Радеску поднял термос, поставил его на стол, затем, глядя в амбразуру, сказал, что кольцо русских очень прочно, что танки генерала Гота, посланные деблокировать шестую армию, будут сняты и отброшены к Ростову и что он, фон Штейц, едва ли сможет выбраться из этого блиндажа. Еще один день — и аэродром будет занят советскими войсками, и он, Радеску, пустит себе пулю в лоб, ибо его как коменданта аэродрома все равно расстреляют потом.
— Кто… расстреляет?
— Вы, фон Штейц, — сказал Радеску, отстегивая от поясного ремня флягу. — Пейте, это последнее.
— Хлеб есть?
— Нет.
— А что есть?
— Ничего.

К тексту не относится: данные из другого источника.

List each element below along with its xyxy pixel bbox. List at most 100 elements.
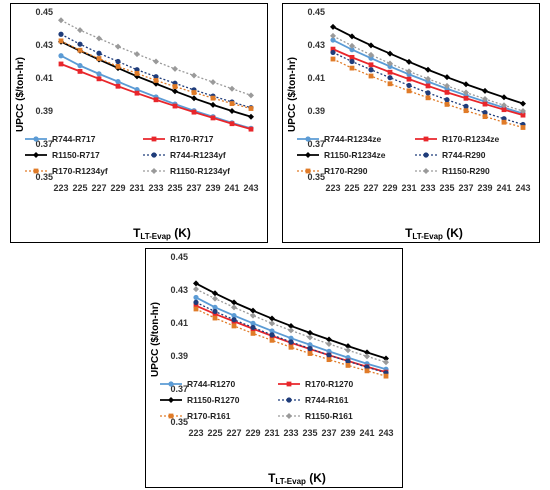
data-point bbox=[77, 41, 83, 47]
legend-item-r170-r717: R170-R717 bbox=[143, 134, 214, 144]
x-tick-label: 241 bbox=[224, 183, 239, 193]
series-r170-r161 bbox=[193, 306, 389, 379]
data-point bbox=[58, 17, 64, 24]
data-point bbox=[368, 42, 374, 49]
legend: R744-R1234ze R170-R1234ze R1150-R1234ze R74… bbox=[297, 134, 499, 176]
data-point bbox=[212, 295, 218, 302]
y-tick-label: 0.45 bbox=[170, 252, 188, 262]
data-point bbox=[58, 61, 64, 67]
legend-marker bbox=[151, 136, 157, 142]
data-point bbox=[349, 33, 355, 40]
legend-label: R744-R1270 bbox=[187, 379, 235, 389]
x-tick-label: 237 bbox=[321, 428, 336, 438]
legend-item-r1150-r1234yf: R1150-R1234yf bbox=[143, 166, 230, 176]
data-point bbox=[383, 373, 389, 379]
data-point bbox=[463, 103, 469, 109]
series-r744-r290 bbox=[330, 49, 526, 128]
series-r170-r1234ze bbox=[330, 46, 526, 118]
legend-item-r744-r161: R744-R161 bbox=[278, 395, 349, 405]
data-point bbox=[115, 43, 121, 50]
x-tick-label: 233 bbox=[283, 428, 298, 438]
legend: R744-R1270 R170-R1270 R1150-R1270 R744-R161… bbox=[160, 379, 353, 421]
data-point bbox=[349, 58, 355, 65]
legend-item-r744-r1234yf: R744-R1234yf bbox=[143, 150, 226, 160]
legend-marker bbox=[168, 381, 174, 387]
series-r170-r717 bbox=[58, 61, 254, 132]
y-tick-label: 0.37 bbox=[170, 384, 188, 394]
data-point bbox=[153, 97, 159, 103]
data-point bbox=[134, 90, 140, 96]
data-point bbox=[96, 76, 102, 82]
data-point bbox=[406, 68, 412, 75]
upcc-chart-3: 0.35 0.37 0.39 0.41 0.43 0.45 223 225 227 229 231 2… bbox=[150, 252, 394, 486]
series-r744-r161 bbox=[193, 299, 389, 376]
legend-marker bbox=[168, 413, 174, 419]
data-point bbox=[330, 37, 336, 43]
legend-label: R744-R1234ze bbox=[324, 134, 381, 144]
data-point bbox=[153, 58, 159, 65]
x-axis-label: TLT-Evap (K) bbox=[268, 471, 326, 486]
chart-panel-r717-r1234yf: 0.35 0.37 0.39 0.41 0.43 0.45 223 225 227 229 231 2… bbox=[10, 3, 268, 243]
data-point bbox=[115, 83, 121, 89]
data-point bbox=[269, 332, 275, 338]
data-point bbox=[368, 73, 374, 79]
data-point bbox=[349, 42, 355, 49]
legend-marker bbox=[423, 152, 429, 158]
data-point bbox=[501, 102, 507, 109]
legend-label: R1150-R290 bbox=[442, 166, 490, 176]
legend-marker bbox=[423, 136, 429, 142]
x-tick-label: 227 bbox=[226, 428, 241, 438]
data-point bbox=[307, 342, 313, 348]
data-point bbox=[444, 82, 450, 89]
data-point bbox=[368, 55, 374, 61]
data-point bbox=[212, 290, 218, 297]
x-tick-label: 229 bbox=[110, 183, 125, 193]
x-tick-label: 239 bbox=[340, 428, 355, 438]
data-point bbox=[383, 355, 389, 362]
legend-item-r170-r1234yf: R170-R1234yf bbox=[25, 166, 108, 176]
data-point bbox=[96, 56, 102, 61]
data-point bbox=[425, 90, 431, 96]
legend-label: R170-R161 bbox=[187, 411, 231, 421]
legend: R744-R717 R170-R717 R1150-R717 R744-R1234yf… bbox=[25, 134, 230, 176]
x-tick-label: 229 bbox=[245, 428, 260, 438]
x-tick-label: 225 bbox=[72, 183, 87, 193]
legend-item-r744-r1234ze: R744-R1234ze bbox=[297, 134, 381, 144]
data-point bbox=[364, 368, 370, 374]
y-tick-label: 0.45 bbox=[307, 7, 325, 17]
data-point bbox=[330, 56, 336, 62]
y-tick-label: 0.41 bbox=[170, 318, 188, 328]
legend-marker bbox=[305, 152, 311, 158]
data-point bbox=[482, 87, 488, 94]
legend-marker bbox=[33, 168, 39, 174]
legend-label: R1150-R1234yf bbox=[170, 166, 230, 176]
data-point bbox=[248, 106, 254, 111]
data-point bbox=[288, 339, 294, 345]
legend-label: R1150-R1234ze bbox=[324, 150, 386, 160]
data-point bbox=[212, 304, 218, 310]
data-point bbox=[406, 76, 412, 82]
data-point bbox=[326, 357, 332, 363]
data-point bbox=[501, 107, 507, 113]
data-point bbox=[383, 359, 389, 366]
x-tick-label: 243 bbox=[243, 183, 258, 193]
y-tick-label: 0.35 bbox=[170, 417, 188, 427]
y-axis-label: UPCC ($/ton-hr) bbox=[15, 57, 26, 132]
data-point bbox=[193, 306, 199, 312]
data-point bbox=[349, 65, 355, 71]
data-point bbox=[520, 112, 526, 118]
y-tick-label: 0.39 bbox=[170, 351, 188, 361]
data-point bbox=[444, 97, 450, 103]
legend-label: R1150-R717 bbox=[52, 150, 100, 160]
x-tick-label: 237 bbox=[186, 183, 201, 193]
x-tick-label: 231 bbox=[264, 428, 279, 438]
legend-label: R744-R1234yf bbox=[170, 150, 226, 160]
y-tick-label: 0.41 bbox=[35, 73, 53, 83]
y-axis-label: UPCC ($/ton-hr) bbox=[287, 57, 298, 132]
legend-item-r1150-r1234ze: R1150-R1234ze bbox=[297, 150, 386, 160]
x-tick-label: 229 bbox=[382, 183, 397, 193]
data-point bbox=[210, 115, 216, 121]
data-point bbox=[463, 108, 469, 114]
data-point bbox=[210, 101, 216, 108]
x-tick-label: 223 bbox=[188, 428, 203, 438]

В Берлине закусите, если улетите сегодня вечером.
— Мне нужна машина… До посадочной площадки сколько километров?
— Машины нет, идите пешком, тут рядом.
— А вы, господин генерал?
— Я? Куда? Зачем?
— Вы будете стреляться? — спросил фон Штейц и быстро опрокинул флягу в рот. — Не советую! — крикнул он. — Фюрер создаст по всей России такие крепости, что русские не сдвинут нас с места. Крепостная оборона! Вот что теперь нам требуется… Выпейте немного.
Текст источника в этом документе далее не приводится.